TikTok loves horror. They love liminal horror, they love personal horror, they love dreamlike Subway orders and nightmarish song generator accounts both featuring clever editing and implications never outright stated. In this environment, the thought “hey, wouldn’t it be funny if the grimace shake was secretly evil or something?” came to multiple creators almost at the same time. Predictably, the results were completely bizarre. The Grimace shake took on an almost Eldritch status, and consumers of it would do everything from chugging it to bathing in it to cutting to themselves in the Family Guy arm-behind-the-back death pose after drinking it. Truly, it was a phenomenon.
Marketing
Ultimately, the marketing was a huge success. Teens made funny, trendy videos with the milkshake, kids enjoyed the taste and usually never saw those videos, and since the campaign had a clear ending time, it didn’t have time to start turning cringe. People didn’t run out of ideas before McDonalds stopped selling the shake, at least.
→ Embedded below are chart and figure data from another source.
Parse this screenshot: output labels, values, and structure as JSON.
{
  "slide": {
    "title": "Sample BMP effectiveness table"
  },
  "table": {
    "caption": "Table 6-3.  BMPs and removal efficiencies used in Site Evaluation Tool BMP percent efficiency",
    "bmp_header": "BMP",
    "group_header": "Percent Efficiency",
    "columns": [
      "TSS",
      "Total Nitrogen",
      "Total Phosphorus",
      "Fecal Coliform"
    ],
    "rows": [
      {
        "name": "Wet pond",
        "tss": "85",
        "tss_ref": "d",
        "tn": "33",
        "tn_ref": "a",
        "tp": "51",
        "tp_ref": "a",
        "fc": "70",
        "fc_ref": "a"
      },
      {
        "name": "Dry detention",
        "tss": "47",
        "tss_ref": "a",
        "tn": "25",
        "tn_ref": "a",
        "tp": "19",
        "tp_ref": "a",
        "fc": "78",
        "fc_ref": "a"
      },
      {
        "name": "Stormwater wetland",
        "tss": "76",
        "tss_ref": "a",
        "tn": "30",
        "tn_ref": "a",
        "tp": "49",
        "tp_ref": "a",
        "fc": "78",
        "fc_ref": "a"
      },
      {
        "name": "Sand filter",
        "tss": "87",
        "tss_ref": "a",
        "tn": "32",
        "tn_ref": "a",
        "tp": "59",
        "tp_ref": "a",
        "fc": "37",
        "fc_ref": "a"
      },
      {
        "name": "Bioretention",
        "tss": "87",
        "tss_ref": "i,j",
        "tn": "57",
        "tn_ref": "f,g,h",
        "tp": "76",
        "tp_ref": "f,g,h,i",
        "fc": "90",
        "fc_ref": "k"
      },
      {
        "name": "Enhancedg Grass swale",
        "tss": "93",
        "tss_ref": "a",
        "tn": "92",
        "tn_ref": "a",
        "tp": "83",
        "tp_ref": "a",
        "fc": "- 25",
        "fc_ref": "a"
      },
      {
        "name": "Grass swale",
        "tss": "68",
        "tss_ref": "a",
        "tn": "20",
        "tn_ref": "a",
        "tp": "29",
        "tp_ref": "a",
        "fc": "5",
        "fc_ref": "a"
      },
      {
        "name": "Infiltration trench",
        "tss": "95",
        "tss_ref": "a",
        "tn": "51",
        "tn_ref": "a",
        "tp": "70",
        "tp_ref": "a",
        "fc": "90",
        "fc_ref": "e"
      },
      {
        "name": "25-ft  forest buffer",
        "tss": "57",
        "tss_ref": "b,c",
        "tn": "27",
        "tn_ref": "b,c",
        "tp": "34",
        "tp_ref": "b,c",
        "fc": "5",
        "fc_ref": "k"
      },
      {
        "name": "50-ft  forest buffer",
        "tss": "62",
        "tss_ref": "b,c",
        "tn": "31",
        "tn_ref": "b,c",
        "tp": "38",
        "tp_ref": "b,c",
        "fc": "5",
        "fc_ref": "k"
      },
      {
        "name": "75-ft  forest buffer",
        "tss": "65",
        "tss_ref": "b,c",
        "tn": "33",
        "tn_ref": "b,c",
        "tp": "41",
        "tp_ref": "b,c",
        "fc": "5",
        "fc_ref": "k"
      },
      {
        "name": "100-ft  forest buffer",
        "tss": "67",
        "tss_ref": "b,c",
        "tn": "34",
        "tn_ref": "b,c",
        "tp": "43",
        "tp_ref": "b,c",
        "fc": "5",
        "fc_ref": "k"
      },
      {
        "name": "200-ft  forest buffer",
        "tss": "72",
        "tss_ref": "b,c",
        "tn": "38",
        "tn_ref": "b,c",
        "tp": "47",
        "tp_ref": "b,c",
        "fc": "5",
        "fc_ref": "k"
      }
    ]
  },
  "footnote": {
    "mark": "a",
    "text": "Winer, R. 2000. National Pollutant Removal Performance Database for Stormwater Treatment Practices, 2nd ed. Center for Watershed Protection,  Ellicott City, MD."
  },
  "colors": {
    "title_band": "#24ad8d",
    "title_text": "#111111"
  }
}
As a marketing campaign, it was about the best McDonalds could hope for from a generation of ever-more jaded youngsters looking for something fun to do. Why not make a video with a McDonalds product for the internet? That sounds fun. And it was fun. Something weird happened to a business’s product and everyone just kept running with it. It’s wholesome in comparison to the treatment brands normally get online!